This bacon wrapped chicken is sweet, smoky, juicy, and ridiculously easy to make with just 5 main ingredients. It’s a foolproof dinner that looks fancy but takes hardly any effort to make!
Prep. Preheat oven to 425˚F. Lightly grease a 9x13 baking dish with butter and set aside.
Make the seasoning. In a small mixing bowl combine salt, pepper, paprika, garlic powder, and onion powder.
Prep the chicken breasts. Rub each chicken breast with the prepared seasoning mix. Wrap each chicken breast with bacon slices and transfer them to the baking dish, seam-side down.
Make the glaze. In a small mixing bowl, whisk together maple syrup and Dijon mustard; whisk until well combined. Brush each chicken breast with maple syrup glaze.

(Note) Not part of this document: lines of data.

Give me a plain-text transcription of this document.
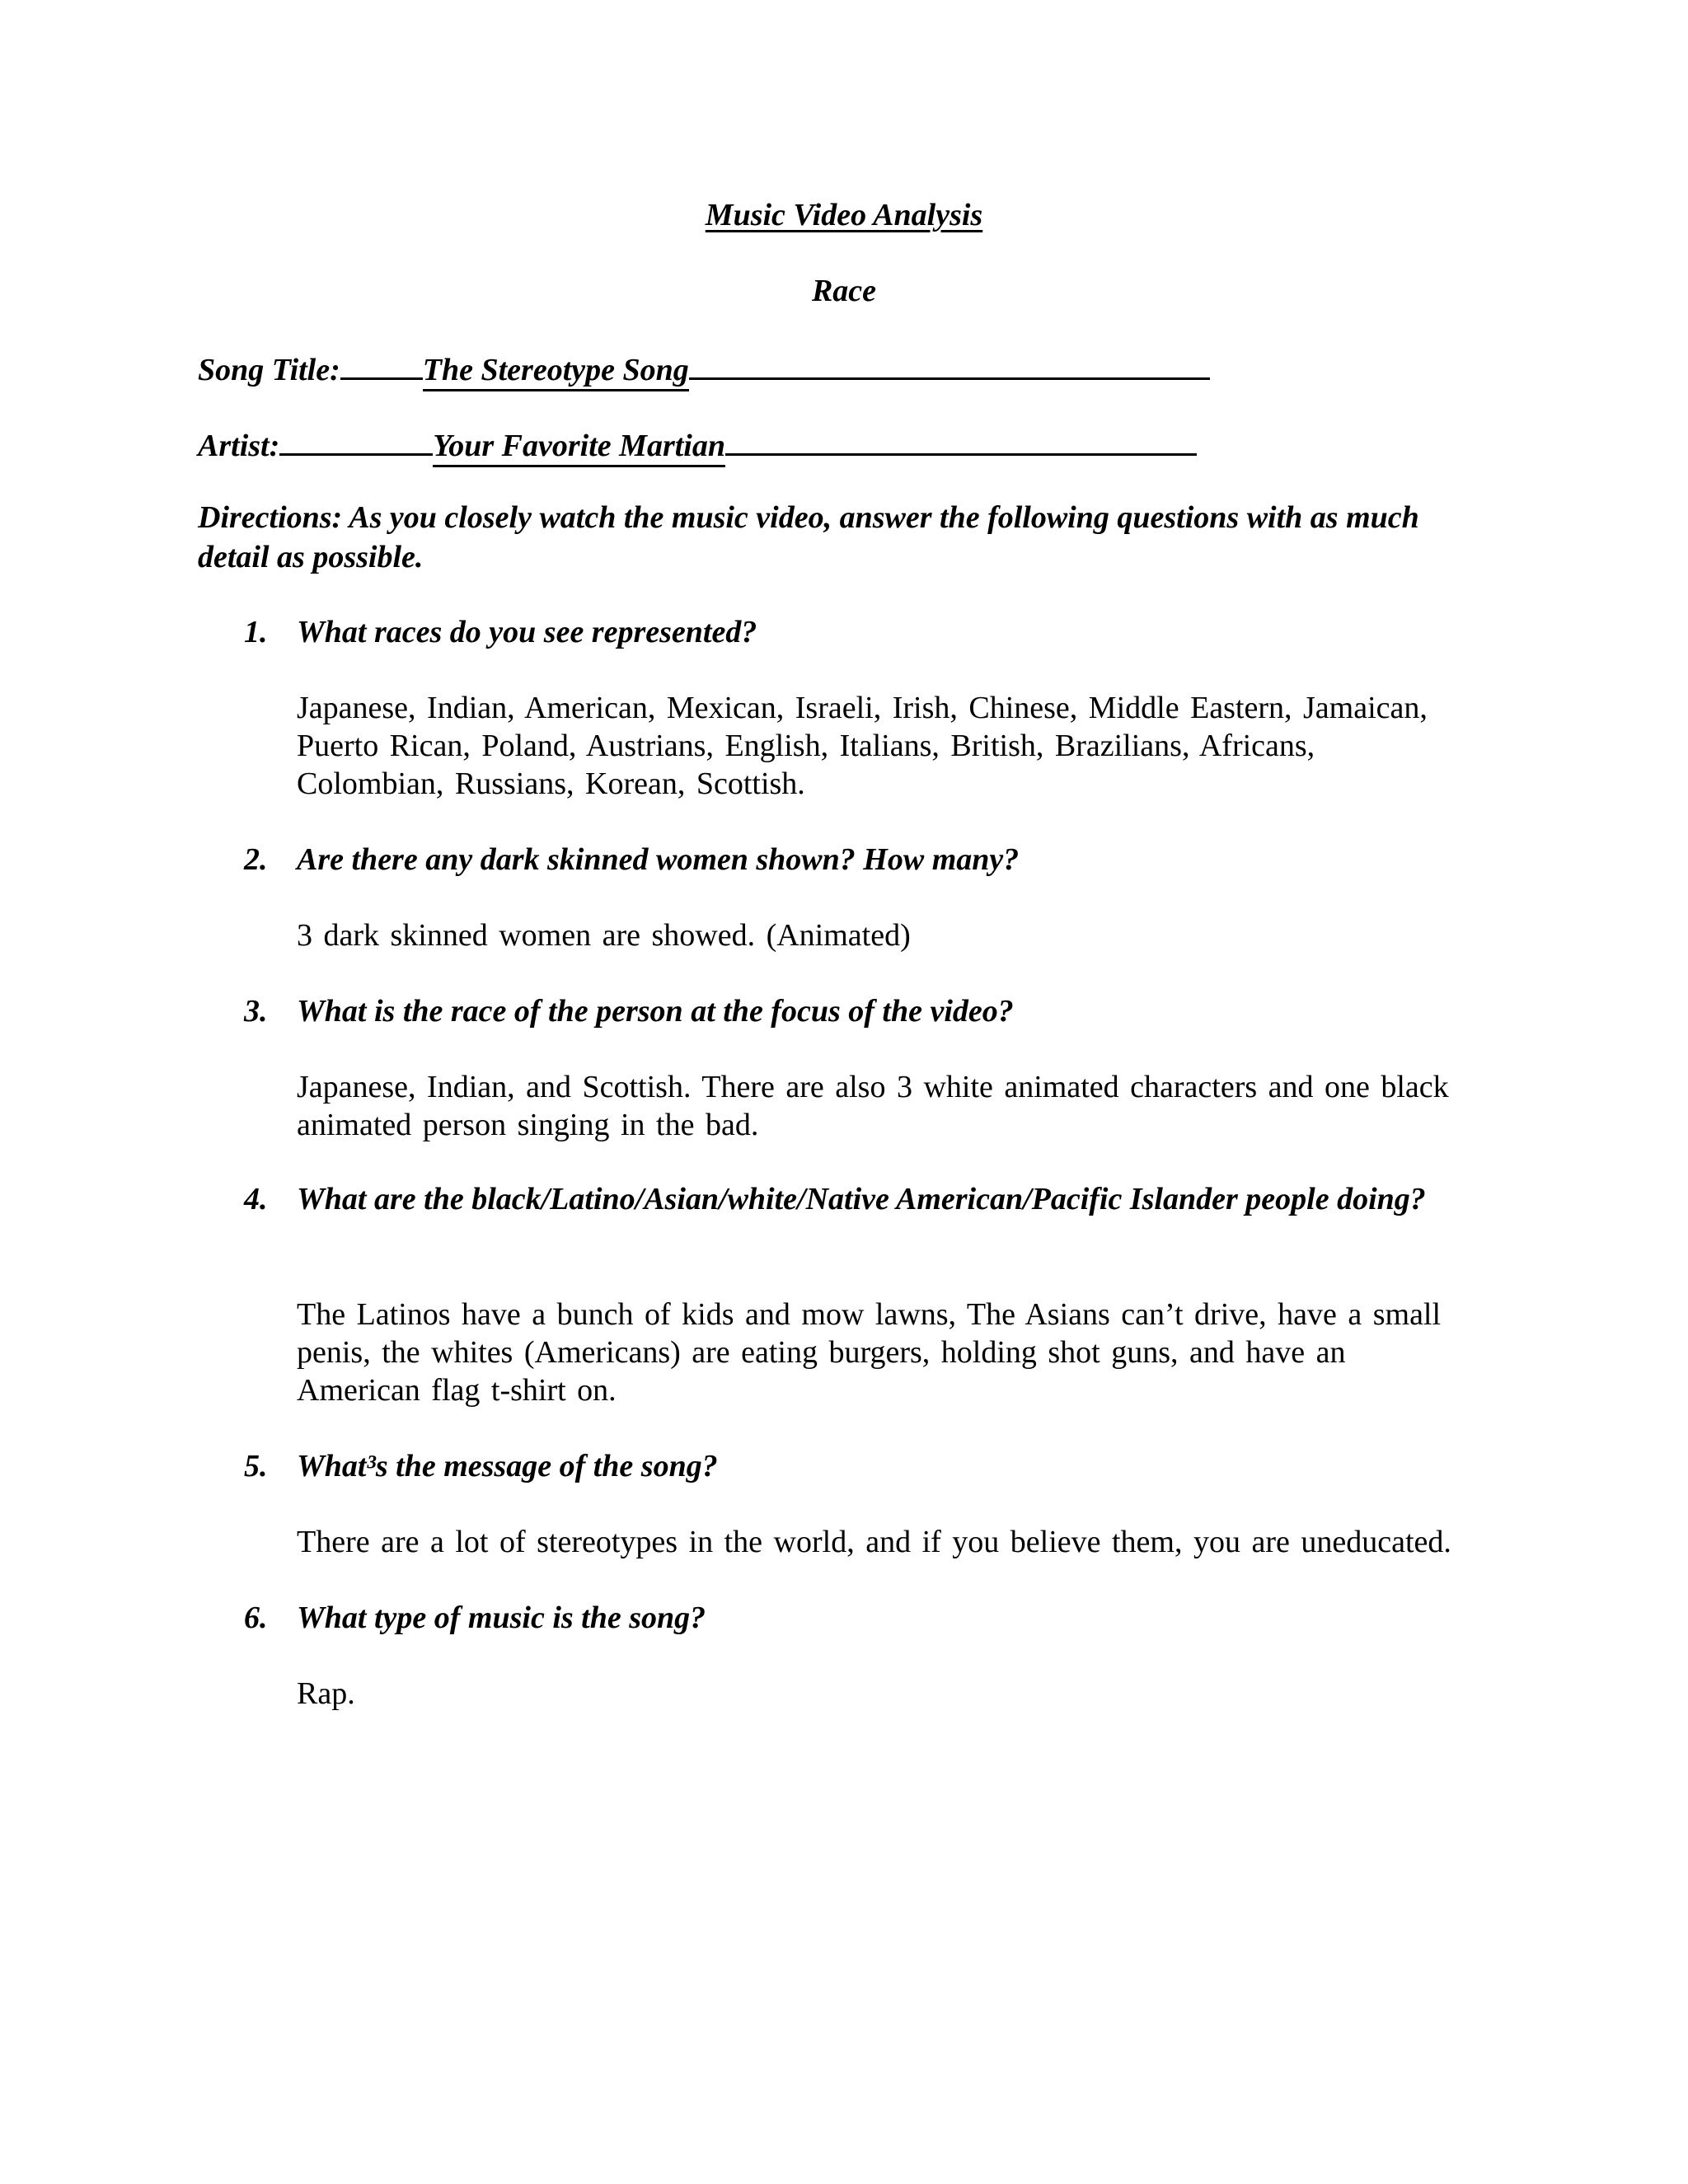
Music Video Analysis
Race
Song Title:	The Stereotype Song
Artist:	Your Favorite Martian
Directions: As you closely watch the music video, answer the following questions with as much detail as possible.
1. What races do you see represented?
Japanese, Indian, American, Mexican, Israeli, Irish, Chinese, Middle Eastern, Jamaican, Puerto Rican, Poland, Austrians, English, Italians, British, Brazilians, Africans, Colombian, Russians, Korean, Scottish.
2. Are there any dark skinned women shown? How many?
3 dark skinned women are showed. (Animated)
3. What is the race of the person at the focus of the video?
Japanese, Indian, and Scottish. There are also 3 white animated characters and one black animated person singing in the bad.
4. What are the black/Latino/Asian/white/Native American/Pacific Islander people doing?
The Latinos have a bunch of kids and mow lawns, The Asians can’t drive, have a small penis, the whites (Americans) are eating burgers, holding shot guns, and have an American flag t-shirt on.
5. What³s the message of the song?
There are a lot of stereotypes in the world, and if you believe them, you are uneducated.
6. What type of music is the song?
Rap.
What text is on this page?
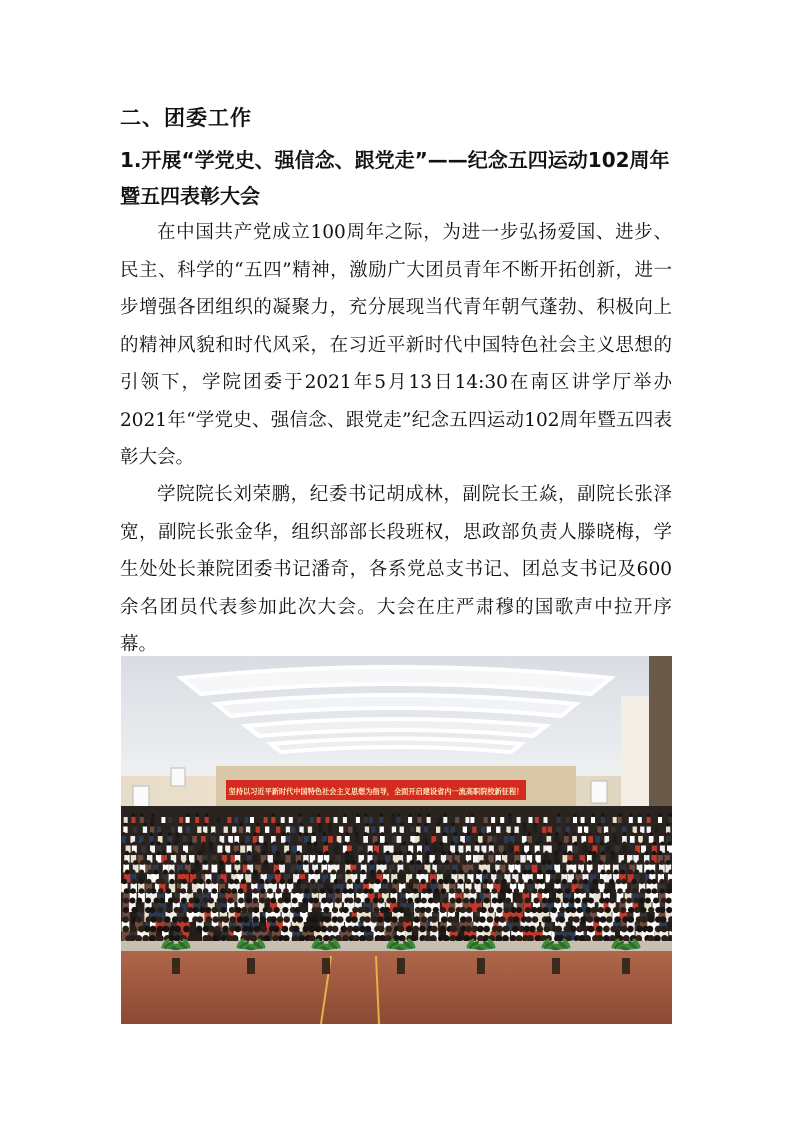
二、团委工作
1.开展“学党史、强信念、跟党走”——纪念五四运动102周年暨五四表彰大会

在中国共产党成立100周年之际，为进一步弘扬爱国、进步、民主、科学的“五四”精神，激励广大团员青年不断开拓创新，进一步增强各团组织的凝聚力，充分展现当代青年朝气蓬勃、积极向上的精神风貌和时代风采，在习近平新时代中国特色社会主义思想的引领下，学院团委于2021年5月13日14:30在南区讲学厅举办2021年“学党史、强信念、跟党走”纪念五四运动102周年暨五四表彰大会。

学院院长刘荣鹏，纪委书记胡成林，副院长王焱，副院长张泽宽，副院长张金华，组织部部长段班权，思政部负责人滕晓梅，学生处处长兼院团委书记潘奇，各系党总支书记、团总支书记及600余名团员代表参加此次大会。大会在庄严肃穆的国歌声中拉开序幕。

坚持以习近平新时代中国特色社会主义思想为指导，全面开启建设省内一流高职院校新征程！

Crack fresh ground pepper over each chicken breast.
Bake. Place the baking dish in the oven and bake the chicken for 22 to 25 minutes at 425˚F. Baste with the pan juices a couple of times during cooking to keep everything extra juicy. The chicken is done when it reaches an internal temperature of 165˚F; I usually start checking for doneness around the 20-minute mark.
Broil (optional). If the bacon is not fully caramelized and crispy after cooking, place the baking dish under the broiler for 2 minutes to finish it off.
Finish and serve. Remove the bacon-wrapped chicken from the oven and let it rest for 5 to 8 minutes. Spoon the juices over the chicken and garnish with chopped parsley before serving.
Notes
HOW TO MAKE AHEADWrap the chicken with bacon and store it in an airtight container in the fridge for up to 24 hours. About 15 minutes before baking, take the chicken out to take the chill off. While it rests, whisk together the maple glaze and brush it over the chicken just before baking as directed.